Consider using a length field. How big should that field be? If it's fixed size, you introduce complications regarding how big a string you can represent, and differences in field sizes across architectures. If it's variable-sized (a la UTF-8), then you've added different complications: you would need library functions to read and write the length, to get access to the string contents, to calculate the amount of memory required to hold a string of a given size, etc. Very much not in the spirit of C.
Next, what endianness should that field have? NUL terminated strings have no endianness issues: they can be trivially written to files, embedded in network packets, whatever. But with a length field, we either need to remember to marshall the string, or allow for the length field to not be in native byte order. Neither is a pleasant prospect, especially for a 1970’s C programmer.
Also, consider C-style string parsing, e.g. strtok/strsep. These could not be implemented with length-field strings.

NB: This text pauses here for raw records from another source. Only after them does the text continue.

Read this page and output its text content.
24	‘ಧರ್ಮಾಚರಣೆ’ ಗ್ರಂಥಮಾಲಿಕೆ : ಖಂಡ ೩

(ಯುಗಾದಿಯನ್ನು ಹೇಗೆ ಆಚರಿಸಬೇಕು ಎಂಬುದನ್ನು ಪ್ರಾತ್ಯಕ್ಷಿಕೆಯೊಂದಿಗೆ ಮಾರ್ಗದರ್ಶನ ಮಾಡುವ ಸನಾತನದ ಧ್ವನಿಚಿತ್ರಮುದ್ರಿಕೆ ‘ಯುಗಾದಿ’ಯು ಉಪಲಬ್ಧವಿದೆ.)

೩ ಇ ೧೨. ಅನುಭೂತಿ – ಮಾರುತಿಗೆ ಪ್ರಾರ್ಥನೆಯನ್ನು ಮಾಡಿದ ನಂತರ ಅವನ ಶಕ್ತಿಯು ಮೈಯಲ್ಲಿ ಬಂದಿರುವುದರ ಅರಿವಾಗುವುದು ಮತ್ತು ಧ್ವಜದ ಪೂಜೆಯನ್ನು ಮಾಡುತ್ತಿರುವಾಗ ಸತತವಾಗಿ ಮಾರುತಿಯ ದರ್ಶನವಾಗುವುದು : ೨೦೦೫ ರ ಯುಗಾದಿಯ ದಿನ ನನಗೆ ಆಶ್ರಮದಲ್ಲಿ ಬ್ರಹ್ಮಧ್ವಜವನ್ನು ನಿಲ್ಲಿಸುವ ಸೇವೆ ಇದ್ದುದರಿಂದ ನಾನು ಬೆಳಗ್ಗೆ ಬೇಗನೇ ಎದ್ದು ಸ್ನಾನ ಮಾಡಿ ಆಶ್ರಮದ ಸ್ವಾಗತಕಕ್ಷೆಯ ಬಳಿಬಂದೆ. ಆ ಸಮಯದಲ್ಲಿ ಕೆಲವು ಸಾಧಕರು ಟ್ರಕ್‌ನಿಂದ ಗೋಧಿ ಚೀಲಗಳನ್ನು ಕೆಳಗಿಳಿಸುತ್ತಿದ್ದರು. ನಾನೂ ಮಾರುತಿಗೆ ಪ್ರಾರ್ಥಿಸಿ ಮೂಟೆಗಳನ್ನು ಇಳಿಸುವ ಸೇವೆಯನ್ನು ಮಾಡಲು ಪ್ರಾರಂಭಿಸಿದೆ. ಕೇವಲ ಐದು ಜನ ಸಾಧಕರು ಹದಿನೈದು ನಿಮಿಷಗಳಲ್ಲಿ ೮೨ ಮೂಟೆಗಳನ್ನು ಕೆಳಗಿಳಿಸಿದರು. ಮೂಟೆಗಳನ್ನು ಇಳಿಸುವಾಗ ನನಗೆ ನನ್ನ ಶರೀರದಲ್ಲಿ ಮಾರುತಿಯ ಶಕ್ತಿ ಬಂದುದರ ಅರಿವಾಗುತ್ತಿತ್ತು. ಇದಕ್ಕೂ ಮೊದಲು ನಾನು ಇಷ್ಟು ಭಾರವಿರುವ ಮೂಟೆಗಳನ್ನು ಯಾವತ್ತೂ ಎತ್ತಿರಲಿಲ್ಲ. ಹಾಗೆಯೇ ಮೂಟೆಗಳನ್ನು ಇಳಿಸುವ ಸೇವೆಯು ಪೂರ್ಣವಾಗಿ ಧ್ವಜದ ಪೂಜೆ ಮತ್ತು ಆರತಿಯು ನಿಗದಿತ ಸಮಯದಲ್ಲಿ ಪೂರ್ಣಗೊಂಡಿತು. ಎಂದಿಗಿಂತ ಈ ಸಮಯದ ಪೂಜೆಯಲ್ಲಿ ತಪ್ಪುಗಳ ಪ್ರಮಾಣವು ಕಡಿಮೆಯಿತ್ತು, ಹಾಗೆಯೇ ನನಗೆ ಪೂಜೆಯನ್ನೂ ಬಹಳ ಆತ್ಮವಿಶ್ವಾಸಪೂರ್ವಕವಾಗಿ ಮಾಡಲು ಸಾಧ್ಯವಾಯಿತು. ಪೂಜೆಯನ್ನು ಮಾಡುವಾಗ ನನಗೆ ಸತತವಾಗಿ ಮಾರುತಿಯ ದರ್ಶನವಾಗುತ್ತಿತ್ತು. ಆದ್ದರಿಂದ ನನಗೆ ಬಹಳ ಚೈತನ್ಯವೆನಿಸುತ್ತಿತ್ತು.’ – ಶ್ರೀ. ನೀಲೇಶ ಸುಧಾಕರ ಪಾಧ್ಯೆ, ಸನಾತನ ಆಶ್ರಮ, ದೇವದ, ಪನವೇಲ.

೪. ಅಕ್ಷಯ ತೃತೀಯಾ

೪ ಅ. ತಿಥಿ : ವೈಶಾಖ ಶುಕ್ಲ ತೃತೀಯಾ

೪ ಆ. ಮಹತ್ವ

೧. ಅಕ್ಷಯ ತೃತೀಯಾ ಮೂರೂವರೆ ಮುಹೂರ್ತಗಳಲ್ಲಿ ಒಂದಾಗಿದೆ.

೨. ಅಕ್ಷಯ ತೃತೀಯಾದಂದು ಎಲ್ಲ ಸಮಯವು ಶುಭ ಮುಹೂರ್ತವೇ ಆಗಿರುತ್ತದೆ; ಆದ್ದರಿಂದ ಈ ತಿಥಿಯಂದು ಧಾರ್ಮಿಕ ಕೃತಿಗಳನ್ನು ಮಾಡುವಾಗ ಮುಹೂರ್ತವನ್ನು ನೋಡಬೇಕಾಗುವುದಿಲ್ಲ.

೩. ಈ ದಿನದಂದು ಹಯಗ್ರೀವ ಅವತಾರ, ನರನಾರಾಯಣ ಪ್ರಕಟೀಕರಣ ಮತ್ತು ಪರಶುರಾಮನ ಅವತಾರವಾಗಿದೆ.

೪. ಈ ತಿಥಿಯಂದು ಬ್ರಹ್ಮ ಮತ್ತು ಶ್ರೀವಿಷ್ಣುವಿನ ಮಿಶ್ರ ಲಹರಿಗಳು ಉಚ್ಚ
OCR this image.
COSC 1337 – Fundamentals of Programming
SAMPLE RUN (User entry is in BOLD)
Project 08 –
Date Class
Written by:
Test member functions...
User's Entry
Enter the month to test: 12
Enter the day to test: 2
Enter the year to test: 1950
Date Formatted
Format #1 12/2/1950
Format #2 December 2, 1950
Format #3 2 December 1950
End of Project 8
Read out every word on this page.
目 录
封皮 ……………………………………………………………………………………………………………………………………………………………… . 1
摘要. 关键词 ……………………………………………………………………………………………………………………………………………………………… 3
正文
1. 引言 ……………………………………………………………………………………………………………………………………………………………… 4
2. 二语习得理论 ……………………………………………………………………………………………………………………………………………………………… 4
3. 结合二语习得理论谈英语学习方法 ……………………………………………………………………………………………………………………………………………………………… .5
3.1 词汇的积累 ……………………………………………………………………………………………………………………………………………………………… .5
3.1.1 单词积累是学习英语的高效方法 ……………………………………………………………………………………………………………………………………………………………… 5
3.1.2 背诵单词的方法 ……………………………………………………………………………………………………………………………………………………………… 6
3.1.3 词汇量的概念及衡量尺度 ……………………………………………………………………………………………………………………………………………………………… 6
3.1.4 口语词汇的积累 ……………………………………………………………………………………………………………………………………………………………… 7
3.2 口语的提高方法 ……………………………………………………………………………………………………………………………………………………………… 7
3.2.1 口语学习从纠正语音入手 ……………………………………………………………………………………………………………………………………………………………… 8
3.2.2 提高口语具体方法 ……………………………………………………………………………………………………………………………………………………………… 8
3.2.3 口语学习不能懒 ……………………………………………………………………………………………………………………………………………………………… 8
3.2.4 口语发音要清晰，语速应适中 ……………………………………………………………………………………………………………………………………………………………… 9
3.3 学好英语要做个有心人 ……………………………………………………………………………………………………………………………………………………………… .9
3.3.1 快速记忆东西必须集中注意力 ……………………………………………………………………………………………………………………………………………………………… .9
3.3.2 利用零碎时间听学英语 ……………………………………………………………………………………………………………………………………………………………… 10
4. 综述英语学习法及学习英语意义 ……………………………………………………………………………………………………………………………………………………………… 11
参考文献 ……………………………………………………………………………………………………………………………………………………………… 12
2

Explicit length is better when you have an enforced abstraction, like std::string, but at that point you’re not writing in C. If you have to pick an exposed representation, NUL termination is much better than Pascal-style length fields.
So what was the “one-byte mistake?” The article says that it was saving a byte by using NUL termination instead of a two-byte length field. Had K&R not made that “mistake,” we would be unable to make a string longer than 65k - a far more serious limitation than anything NUL termination imposes!
K&R got it right.
The C approach takes a whole different philosophy. You want a "string"? NULL terminated. Simple. You want a buffer? Do it yourself.
I agree that NUL-terminated strings were the right decision at the time (and aren't that bad now), but there are sane ways to do counted strings.
...and a non-starter if you ever have data interchange between differing types of machines.